How Thinx's Period Underwear For Transgender Men Is Creating A More Inclusive Period Experience
Underwear company THINX makes undies specially designed to prevent leakage during periods. The company says it’s dedicated to “breaking the taboo surrounding menstruation,” and now it’s working to make its own products more inclusive: On Saturday, THINX launched period underwear designed for transgender men — because some trans men have periods, too. The new “boyshort” comes with a 4-layer absorbent, leak-proof insert that can hold up to a tampon’s worth of fluid. It’s also “gender neutral” in design, and is suitable for anyone with a period, regardless of gender.
In a blog post, Team THINX addresses the fact that not all people who have periods are women, and owns up to the ways that it’s own marketing campaign, which bears the slogan “For Women with Periods,” might be exclusionary. The post explains, “Over the past few months, we have received countless messages from the transgender community. We have received gentle reminders that women aren’t the only ones with periods.” CEO Miki Agrawal admitted to Mashable, “We hadn't given a lot of thought to it, which is not super surprising given the lack of trans male visibility even now.”
The Team THINX blog highlights why menstruation can be a particularly fraught issue for transgender men, a symbol of a disconnection between one’s physical body and one’s gender identity:
We often forget that in the case of a female to male transition, periods don’t stop coming every month. For the trans* community, the cycle isn’t just a petty inconvenience as it is for so many of us, but rather a frequent, discomforting reminder of an ongoing battle.
In developing the boyshort, THINX worked with 30-year-old Sawyer, a transgender man who lives in Brooklyn. In a film, Sawyer explains that he had a number of years between coming out as transgender and beginning to take hormones. He says, “That leaves me with five-ish years of identifying as a man but also getting my period. I would wear multiple layers … just to make sure that I didn't leak anywhere or that no one knew I had my period.” He continues, “There’s a lack of trans-male visibility, and within that visibility, nobody is talking about periods or menstruation because it is a source of shame.”

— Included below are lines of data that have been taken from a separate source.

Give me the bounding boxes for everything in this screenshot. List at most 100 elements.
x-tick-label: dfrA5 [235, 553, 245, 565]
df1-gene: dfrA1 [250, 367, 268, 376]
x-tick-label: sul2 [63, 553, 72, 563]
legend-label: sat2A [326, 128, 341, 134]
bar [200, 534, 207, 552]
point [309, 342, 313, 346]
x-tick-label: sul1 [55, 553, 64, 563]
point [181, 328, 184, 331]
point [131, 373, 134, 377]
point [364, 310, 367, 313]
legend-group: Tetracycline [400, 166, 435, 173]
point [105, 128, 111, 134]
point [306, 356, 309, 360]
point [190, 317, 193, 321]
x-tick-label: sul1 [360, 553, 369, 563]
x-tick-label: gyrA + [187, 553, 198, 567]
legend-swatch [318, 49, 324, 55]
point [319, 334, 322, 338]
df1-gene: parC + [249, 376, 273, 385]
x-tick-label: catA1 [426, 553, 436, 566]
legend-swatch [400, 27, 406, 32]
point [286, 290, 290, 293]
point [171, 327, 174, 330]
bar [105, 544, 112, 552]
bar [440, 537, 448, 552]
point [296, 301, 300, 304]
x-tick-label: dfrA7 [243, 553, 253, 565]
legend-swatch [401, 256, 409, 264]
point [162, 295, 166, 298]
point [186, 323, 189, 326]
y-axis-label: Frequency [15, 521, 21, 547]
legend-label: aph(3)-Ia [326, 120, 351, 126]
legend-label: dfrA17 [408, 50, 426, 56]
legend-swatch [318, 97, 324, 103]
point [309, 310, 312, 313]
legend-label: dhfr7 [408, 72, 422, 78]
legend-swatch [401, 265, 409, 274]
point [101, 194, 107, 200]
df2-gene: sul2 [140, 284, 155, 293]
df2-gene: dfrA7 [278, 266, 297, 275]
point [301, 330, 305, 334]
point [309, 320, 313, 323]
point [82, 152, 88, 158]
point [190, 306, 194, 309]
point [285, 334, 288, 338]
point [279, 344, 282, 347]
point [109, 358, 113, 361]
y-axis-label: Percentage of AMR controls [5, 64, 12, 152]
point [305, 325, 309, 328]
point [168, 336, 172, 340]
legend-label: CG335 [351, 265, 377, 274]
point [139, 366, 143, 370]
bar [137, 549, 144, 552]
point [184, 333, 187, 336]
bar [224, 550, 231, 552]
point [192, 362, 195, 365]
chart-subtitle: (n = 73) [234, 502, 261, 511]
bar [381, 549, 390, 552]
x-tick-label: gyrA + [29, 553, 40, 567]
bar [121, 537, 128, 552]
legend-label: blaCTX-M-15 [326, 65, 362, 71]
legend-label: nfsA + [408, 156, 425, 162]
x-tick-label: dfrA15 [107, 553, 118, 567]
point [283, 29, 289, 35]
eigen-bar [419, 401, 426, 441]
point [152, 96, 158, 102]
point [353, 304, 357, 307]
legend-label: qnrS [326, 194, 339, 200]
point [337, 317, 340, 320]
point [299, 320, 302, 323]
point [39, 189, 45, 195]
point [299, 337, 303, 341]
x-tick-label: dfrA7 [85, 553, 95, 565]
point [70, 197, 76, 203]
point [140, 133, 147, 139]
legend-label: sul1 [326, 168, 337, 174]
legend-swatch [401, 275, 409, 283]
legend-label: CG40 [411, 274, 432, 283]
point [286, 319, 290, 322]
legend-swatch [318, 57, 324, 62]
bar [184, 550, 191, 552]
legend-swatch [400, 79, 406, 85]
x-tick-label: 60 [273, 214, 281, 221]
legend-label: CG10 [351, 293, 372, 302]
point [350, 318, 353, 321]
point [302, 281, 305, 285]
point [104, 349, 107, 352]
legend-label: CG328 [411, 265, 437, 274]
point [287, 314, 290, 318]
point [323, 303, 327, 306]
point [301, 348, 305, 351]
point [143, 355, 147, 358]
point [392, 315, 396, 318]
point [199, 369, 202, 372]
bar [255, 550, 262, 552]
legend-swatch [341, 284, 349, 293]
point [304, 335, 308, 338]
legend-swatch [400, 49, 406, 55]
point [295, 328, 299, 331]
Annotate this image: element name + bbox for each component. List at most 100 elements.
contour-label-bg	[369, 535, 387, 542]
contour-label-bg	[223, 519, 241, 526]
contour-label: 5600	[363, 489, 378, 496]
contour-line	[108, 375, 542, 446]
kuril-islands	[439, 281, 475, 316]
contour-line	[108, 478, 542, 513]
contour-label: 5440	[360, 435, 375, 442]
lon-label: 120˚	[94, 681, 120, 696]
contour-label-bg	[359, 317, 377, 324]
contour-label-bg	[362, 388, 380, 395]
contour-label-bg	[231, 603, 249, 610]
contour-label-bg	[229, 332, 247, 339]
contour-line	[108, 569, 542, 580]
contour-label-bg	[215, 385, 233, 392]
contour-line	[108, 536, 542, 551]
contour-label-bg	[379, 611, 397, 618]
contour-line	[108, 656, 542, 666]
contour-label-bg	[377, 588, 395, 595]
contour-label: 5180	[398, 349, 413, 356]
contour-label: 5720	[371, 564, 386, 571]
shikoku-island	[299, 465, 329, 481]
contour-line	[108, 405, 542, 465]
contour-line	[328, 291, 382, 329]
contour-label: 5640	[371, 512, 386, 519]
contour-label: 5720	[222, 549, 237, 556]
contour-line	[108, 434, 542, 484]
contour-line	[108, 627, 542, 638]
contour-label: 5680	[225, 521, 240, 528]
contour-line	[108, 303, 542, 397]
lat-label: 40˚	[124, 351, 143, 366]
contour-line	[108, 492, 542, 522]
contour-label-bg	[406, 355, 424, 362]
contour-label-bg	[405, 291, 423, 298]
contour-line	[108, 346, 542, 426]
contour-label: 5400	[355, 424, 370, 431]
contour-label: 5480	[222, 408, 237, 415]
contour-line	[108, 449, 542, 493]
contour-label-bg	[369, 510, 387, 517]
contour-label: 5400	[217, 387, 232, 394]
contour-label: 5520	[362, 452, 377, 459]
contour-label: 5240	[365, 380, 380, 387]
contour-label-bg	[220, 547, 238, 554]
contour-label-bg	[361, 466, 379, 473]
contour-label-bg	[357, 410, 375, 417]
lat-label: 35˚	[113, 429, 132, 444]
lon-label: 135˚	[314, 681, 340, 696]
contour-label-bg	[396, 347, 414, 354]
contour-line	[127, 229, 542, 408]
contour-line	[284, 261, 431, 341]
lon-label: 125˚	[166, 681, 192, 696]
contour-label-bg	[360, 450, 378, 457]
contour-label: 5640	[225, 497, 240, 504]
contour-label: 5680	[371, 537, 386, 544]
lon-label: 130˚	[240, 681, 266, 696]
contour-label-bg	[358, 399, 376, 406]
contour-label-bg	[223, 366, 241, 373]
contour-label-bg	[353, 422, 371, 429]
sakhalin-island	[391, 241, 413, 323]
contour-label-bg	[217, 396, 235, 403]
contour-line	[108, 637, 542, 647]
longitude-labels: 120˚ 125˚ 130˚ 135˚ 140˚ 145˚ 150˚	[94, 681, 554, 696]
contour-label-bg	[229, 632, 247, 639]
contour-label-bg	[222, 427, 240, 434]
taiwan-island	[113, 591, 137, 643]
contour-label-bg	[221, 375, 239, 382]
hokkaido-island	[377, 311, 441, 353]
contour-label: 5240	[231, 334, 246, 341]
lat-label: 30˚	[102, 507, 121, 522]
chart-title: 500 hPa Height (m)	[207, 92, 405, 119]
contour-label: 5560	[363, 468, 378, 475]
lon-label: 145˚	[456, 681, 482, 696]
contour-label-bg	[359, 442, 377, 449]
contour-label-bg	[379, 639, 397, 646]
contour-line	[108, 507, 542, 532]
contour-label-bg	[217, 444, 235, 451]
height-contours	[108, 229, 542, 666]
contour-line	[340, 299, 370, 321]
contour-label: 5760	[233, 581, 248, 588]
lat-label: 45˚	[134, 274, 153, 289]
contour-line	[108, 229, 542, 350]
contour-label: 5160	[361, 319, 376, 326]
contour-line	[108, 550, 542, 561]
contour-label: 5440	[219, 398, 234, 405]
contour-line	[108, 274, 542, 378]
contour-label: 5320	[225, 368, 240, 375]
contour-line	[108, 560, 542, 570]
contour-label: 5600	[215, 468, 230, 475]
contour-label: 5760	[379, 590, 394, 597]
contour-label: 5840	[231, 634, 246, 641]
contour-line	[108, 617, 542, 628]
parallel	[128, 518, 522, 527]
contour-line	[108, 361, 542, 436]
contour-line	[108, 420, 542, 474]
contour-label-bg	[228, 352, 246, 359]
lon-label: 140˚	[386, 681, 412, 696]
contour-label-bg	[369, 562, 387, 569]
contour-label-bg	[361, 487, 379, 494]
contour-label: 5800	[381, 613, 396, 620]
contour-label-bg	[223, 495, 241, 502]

Trans people face increased risks of harassment, discrimination, and violence, and Sawyer makes the important point that having to deal with tampons in men’s bathrooms also posed a “definite safety risk” because the sounds of plastic wrappers could “out” him to strangers. A garment like THINX’s period underwear might give trans men more flexibility about when and where they deal with supplies like tampons and menstrual cups (and on light days, they may be able to avoid using these supplies altogether).
Agrawal told Mashable that THINX wants to increase social acceptance of menstruation for everyone, saying, “[We want to] make people accept and understand trans men as menstruating people, by being open and honest about it and unafraid of people's judgments. We have to support the trans community as part of ours.” THINX’s boyshort is available now and costs $34.